5. If .Contains return you true, iterate thru entire modItemList and apply your current logic of checking for x,y,z and m for entire list. Note that here you should use List as hash table might eat up many objects for which hash code is same.
Also, I would use Foreach instead of For because I've seen Foreach giving little better results (5 to 30% faster) in such case.
Update:
I created MyObject class like below:
public class MyObject
{
public int X, Y, Z, M;
public override int GetHashCode()
{
return X*10000 + Y*100 + Z*10 + M;
}
public override bool Equals(object obj)
{
return (obj.GetHashCode() == this.GetHashCode());
}
}
GetHashCode method is important here. We don't want many false positives. False positive occurs when Hash matches for some other combination of X, Y, Z and M. Best way to prevent false positive is to multiply each member such that each will impact one decimal place in HashCode. Note that you should consider not exceeding Int.Max value.
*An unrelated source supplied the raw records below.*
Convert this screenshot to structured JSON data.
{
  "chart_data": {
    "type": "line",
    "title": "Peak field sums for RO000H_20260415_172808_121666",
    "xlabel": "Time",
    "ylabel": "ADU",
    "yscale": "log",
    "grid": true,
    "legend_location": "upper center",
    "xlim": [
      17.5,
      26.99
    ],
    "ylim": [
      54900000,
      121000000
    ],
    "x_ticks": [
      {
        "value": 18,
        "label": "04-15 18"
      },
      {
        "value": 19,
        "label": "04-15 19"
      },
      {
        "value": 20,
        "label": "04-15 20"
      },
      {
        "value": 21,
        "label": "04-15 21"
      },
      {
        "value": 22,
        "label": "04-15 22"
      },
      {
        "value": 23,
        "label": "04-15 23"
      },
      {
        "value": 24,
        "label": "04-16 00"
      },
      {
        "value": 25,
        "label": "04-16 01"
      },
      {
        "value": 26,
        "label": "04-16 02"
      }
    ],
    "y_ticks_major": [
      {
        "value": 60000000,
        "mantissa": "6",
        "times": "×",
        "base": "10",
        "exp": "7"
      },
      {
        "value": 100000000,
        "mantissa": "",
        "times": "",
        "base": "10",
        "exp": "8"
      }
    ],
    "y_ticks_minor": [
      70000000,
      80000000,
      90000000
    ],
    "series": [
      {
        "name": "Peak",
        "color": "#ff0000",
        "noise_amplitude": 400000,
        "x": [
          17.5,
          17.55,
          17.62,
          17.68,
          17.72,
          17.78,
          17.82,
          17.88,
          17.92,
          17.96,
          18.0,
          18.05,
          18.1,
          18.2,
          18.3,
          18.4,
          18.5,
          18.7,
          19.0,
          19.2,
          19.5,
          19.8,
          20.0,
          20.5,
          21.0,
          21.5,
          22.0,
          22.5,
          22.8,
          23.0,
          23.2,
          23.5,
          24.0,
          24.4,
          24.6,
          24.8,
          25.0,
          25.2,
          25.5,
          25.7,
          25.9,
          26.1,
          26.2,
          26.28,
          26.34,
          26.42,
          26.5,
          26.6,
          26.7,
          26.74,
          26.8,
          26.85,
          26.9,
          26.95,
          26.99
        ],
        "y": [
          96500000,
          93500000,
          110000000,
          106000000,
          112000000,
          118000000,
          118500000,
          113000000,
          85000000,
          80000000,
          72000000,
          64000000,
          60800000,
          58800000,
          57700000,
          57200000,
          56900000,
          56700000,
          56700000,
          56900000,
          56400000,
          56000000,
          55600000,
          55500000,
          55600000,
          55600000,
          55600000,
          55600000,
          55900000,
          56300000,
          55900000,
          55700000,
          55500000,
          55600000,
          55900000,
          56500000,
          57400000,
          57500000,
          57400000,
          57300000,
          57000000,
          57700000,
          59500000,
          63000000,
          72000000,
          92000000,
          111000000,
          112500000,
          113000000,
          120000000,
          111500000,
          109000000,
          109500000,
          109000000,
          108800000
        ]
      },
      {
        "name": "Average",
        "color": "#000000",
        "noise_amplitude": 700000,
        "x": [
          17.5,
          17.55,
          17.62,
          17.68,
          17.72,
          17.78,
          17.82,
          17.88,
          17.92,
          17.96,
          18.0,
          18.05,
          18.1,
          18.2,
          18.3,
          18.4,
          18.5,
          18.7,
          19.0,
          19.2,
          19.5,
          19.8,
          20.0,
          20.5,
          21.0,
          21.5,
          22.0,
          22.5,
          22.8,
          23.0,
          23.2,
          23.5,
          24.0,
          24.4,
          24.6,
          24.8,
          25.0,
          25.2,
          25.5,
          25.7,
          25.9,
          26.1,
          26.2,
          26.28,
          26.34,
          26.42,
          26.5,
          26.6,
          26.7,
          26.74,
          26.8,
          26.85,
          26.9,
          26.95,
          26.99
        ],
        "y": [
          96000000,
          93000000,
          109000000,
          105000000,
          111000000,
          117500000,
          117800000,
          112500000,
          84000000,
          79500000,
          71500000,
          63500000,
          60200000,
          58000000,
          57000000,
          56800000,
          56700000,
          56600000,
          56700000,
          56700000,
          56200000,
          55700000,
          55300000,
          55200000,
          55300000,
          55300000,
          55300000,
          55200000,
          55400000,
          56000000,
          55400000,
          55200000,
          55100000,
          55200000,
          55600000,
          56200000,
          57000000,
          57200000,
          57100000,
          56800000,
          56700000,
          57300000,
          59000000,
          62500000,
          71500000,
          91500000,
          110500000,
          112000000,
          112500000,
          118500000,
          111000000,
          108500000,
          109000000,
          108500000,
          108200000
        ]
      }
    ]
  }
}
If the expected value of X,Y,Z and M are small you should be good.
set2.Clear();
s1 = DateTime.Now;
MyObject matchingElement;
totalmatch = 0;
foreach (MyObject elem in list2)
set2.Add(elem);
foreach (MyObject t1 in list1)
{
if (set2.Contains(t1))
{
matchingElement = null;
foreach (MyObject t2 in list2)
{
if (t1.X == t2.X && t1.Y == t2.Y && t1.Z == t2.Z && t1.M == t2.M)
{
totalmatch++;
matchingElement = t2;
break;
}
}
//Do Something on matchingElement if not null
}
}
Console.WriteLine("set foreach with contains: " + (DateTime.Now - s1).TotalSeconds + "\t Total Match: " + totalmatch);
Above is sample code that I was trying to describe in my answer. This code should work super fast if matches are expected to be less.